Doch wie ging die Gruselgeschichte zu ende? 

Das kann man sich leicht vorstellen. Wir sind bei Samir im Dorf gut gelandet. Es war traumhaft! Ein traditionelles Haus mit viel Raum. Wir haben trotzdem unter dem freien Himmel im „Milliarden-Sterne Hotel“ geschlafen. Den guten Schlaf störte nur eine Sache: unzählige Hähne im Dorf fingen noch dick vor Sonnenaufgang mit ihrem Gesang an. Ein Drama! Kaum hörte einer mit seinem Konzert auf, startete schon der Nächste. Und da mussten mindestens so viele im Dorf sein wie Sterne am Firmament. Das ganze dauerte stundenlang! Irgendwann war es mit den Versuchen, doch noch einzuschlafen, vorbei. Die Aussicht am Morgen machte aber alles wieder gut. Und wie! Schöne bergige Landschaften mit einem See in der Ferne. Freundliche Hunde von Samir, neugierige aber schüchterne Esel, selbst sein Pitbull hat mich sehr herzlich empfangen und war super lustig drauf: er wollte nur spielen! Es ergab sich, dass die Eltern nur in einem anderen Haus etwa 200 Meter entfernt lebten. Zuerst kam der Vater, um mich zu begrüßen. Dann gingen wir zu der Mutter, die schon mit dem Frühstück wartete! Einfach herrlich! Ich habe beispiellose Freundlichkeit und Gastfreundschaft erlebt! Und ganz ehrlich – ich habe nichts anderes erwartet. Die hypothetische Grusel-Geschichte, die ich zuerst aufzeichnete, zeigt uns, wie wir ticken – gefüttert durch Sensationsgeschichten aus den Medien. Natürlich finden ab und zu Grausamkeiten statt, und zwar überall auf der Welt. Aber lasst uns doch nicht verrückt machen. Wir sollen Vorurteile ablegen und Menschen aus anderen Kulturkreisen eine wahre Chance geben. 

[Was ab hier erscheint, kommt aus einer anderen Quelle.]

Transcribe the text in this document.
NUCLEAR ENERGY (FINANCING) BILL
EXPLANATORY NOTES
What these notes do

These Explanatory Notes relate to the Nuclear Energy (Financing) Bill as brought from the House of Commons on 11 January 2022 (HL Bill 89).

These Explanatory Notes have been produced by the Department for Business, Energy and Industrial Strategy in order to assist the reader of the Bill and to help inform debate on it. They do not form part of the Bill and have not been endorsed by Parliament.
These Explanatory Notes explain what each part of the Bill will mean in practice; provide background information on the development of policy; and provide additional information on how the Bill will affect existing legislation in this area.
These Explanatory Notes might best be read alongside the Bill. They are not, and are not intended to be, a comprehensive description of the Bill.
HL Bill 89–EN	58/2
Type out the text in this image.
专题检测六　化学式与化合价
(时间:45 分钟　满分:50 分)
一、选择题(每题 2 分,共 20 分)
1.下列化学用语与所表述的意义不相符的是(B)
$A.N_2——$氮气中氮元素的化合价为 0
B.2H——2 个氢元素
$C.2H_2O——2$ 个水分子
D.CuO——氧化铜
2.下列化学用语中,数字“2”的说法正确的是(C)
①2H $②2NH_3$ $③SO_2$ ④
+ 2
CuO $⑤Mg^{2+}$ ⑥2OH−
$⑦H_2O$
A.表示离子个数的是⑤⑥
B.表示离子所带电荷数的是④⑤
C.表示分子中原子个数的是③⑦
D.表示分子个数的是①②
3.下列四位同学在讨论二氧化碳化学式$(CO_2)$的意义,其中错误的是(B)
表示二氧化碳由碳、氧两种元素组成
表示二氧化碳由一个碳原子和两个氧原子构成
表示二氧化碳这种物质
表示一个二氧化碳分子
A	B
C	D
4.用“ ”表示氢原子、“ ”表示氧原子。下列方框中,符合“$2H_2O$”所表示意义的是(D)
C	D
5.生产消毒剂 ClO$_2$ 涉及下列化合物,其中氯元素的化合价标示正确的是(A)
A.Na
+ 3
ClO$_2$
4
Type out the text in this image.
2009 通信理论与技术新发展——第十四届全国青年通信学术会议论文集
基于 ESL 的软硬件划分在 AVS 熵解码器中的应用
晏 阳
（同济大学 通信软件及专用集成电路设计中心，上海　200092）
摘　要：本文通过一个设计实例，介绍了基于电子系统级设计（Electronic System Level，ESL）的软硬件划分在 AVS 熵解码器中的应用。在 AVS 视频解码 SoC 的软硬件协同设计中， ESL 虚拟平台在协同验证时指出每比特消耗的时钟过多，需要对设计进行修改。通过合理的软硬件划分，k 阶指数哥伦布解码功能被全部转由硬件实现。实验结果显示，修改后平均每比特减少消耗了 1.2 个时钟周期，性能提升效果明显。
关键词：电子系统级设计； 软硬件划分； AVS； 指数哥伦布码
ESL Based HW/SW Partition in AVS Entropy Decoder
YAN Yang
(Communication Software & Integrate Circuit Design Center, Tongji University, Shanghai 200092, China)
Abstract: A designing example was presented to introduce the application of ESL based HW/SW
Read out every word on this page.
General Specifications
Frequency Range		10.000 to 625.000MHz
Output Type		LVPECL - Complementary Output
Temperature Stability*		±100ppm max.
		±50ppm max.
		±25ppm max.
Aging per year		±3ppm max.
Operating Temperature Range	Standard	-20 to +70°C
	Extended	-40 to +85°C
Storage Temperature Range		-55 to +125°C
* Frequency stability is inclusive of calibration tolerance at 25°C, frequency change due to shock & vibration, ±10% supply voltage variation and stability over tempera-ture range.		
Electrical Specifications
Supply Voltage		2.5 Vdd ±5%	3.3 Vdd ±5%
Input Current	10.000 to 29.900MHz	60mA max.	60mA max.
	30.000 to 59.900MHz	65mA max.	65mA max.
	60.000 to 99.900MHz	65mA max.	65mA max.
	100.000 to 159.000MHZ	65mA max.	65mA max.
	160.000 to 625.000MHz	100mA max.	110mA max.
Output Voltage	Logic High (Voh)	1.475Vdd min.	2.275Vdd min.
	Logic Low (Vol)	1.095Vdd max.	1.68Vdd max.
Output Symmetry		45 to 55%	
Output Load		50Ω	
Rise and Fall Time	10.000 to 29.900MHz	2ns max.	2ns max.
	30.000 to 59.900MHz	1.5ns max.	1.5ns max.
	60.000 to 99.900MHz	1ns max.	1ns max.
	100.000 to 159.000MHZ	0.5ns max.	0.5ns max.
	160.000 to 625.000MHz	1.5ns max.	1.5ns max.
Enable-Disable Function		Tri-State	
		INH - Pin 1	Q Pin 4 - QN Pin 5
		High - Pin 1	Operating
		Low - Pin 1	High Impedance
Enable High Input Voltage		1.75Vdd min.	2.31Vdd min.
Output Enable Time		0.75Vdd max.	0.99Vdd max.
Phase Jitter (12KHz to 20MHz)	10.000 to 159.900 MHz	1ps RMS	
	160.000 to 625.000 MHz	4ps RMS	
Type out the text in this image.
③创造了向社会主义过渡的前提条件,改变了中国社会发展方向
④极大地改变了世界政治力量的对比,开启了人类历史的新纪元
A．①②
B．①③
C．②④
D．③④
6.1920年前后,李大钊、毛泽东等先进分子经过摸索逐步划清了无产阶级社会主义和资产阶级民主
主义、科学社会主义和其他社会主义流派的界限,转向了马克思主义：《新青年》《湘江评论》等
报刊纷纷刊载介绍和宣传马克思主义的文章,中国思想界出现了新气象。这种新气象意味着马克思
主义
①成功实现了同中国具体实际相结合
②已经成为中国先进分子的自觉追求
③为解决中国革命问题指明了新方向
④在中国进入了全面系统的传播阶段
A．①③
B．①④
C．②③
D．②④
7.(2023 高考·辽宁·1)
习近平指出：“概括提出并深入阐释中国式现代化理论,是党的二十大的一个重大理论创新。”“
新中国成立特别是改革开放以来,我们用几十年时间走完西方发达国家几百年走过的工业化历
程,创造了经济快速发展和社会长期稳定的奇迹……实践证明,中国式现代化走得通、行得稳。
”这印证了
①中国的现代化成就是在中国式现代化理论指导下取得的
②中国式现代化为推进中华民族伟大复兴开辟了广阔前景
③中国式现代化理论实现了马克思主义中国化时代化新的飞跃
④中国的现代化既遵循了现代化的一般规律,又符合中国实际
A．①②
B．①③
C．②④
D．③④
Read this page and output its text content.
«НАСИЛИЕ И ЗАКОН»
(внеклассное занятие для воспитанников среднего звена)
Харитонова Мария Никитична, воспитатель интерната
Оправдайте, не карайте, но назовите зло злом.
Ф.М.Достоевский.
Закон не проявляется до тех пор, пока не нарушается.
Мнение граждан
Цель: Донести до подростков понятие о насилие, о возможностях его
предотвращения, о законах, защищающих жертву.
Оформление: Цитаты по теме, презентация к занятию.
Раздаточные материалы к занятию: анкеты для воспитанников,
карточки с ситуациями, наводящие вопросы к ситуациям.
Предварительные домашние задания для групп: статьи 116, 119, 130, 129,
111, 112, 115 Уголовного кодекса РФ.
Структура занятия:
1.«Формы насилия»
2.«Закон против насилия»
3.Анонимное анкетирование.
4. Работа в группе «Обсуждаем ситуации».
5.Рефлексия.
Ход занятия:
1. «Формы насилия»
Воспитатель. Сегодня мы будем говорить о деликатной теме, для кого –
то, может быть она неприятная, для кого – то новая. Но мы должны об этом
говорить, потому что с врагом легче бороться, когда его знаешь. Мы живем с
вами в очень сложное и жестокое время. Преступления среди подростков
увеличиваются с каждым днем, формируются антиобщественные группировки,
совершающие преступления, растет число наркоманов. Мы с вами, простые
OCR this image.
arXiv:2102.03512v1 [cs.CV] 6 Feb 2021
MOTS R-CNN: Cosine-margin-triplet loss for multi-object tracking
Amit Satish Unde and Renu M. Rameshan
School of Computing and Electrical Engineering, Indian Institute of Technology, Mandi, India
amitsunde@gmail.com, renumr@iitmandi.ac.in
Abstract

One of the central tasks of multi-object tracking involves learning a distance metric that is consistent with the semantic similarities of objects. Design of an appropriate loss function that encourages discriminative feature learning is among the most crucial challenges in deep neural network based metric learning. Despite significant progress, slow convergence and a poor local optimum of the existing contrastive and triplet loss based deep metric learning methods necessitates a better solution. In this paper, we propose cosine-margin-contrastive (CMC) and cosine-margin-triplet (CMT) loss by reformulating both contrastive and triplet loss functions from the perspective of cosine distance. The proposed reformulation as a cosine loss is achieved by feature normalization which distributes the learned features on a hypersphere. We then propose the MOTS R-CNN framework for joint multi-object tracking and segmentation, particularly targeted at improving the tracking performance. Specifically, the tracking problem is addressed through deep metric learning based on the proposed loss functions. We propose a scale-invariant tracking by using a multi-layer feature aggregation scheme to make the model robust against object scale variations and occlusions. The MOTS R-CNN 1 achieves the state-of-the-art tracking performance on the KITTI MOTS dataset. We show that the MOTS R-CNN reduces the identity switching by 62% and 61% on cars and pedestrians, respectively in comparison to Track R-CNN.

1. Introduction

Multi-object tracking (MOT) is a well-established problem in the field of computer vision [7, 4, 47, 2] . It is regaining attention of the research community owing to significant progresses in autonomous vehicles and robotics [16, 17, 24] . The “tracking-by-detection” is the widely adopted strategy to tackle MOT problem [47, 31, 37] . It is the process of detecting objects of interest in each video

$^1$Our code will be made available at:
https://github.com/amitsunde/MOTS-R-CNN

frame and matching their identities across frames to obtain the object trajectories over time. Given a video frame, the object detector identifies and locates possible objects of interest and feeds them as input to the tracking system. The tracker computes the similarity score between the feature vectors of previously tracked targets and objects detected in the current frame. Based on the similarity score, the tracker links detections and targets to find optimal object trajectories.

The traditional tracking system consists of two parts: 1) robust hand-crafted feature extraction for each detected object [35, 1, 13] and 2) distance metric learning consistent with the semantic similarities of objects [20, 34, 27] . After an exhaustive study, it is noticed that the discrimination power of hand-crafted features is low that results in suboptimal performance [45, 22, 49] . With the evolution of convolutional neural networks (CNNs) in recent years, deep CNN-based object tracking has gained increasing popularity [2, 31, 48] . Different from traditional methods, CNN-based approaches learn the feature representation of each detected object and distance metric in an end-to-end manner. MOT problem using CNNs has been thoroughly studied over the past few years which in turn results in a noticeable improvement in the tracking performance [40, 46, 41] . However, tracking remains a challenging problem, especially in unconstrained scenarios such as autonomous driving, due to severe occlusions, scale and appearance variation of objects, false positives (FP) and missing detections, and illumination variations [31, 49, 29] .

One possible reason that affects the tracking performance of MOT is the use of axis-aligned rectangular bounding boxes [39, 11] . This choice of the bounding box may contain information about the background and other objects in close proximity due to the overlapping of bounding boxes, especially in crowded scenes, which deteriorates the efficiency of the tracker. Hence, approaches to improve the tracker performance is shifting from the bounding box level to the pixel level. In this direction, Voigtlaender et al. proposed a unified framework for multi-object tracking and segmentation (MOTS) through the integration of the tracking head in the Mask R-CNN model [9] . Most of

Bei Samir wollte ich eigentlich nur eine Nacht verbringen. Ich blieb vier. Ich habe einen neuen Freund gewonnen, einen lebensfrohen Menschen mit großem Herz, hilfsbereit, offen für Neues, unbekanntes und vor allem motiviert, viel Gutes in seinem Leben zu tun. Er erzählte mir seine Lebensgeschichte, mit vielen Ups and Downs, Enttäuschungen, dramatischen Unfällen, guten Taten, der Suche nach den Opportunitäten, Bildung, Liebe und Freundschaft. Er bat mich, dies alles nicht öffentlich zu wiedergeben. Vieles erzählte er mir im Vertrauen. Das respektiere ich voll und ganz. 

Schreck der Einreise

Endlich in Afrika

Die Einreise nach Marokko war eine Zitterpartie. Die letzte Nacht in Spanien vor Aufbruch nach Afrika verbrachte ich auf dem Campingplatz in der Nähe von Tarifa. Vor mir trafen andere Biker ein: Barry aus Kilkenny (Irland) und Alex aus Moskau (Russland). Beide sehr erfahrene Motorrad-Abenteurer. Barry ist schon mal auf einer KTM aus Australien nach Irland gefahren, Alex durchquerte ganz Europa und war gerade auf dem Weg zurück aus Marokko. Seine erste Frage war: 

»Hast Du eine Drohne dabei?« 

»Klar, habe ich« – antwortete ich ohne zu zögern.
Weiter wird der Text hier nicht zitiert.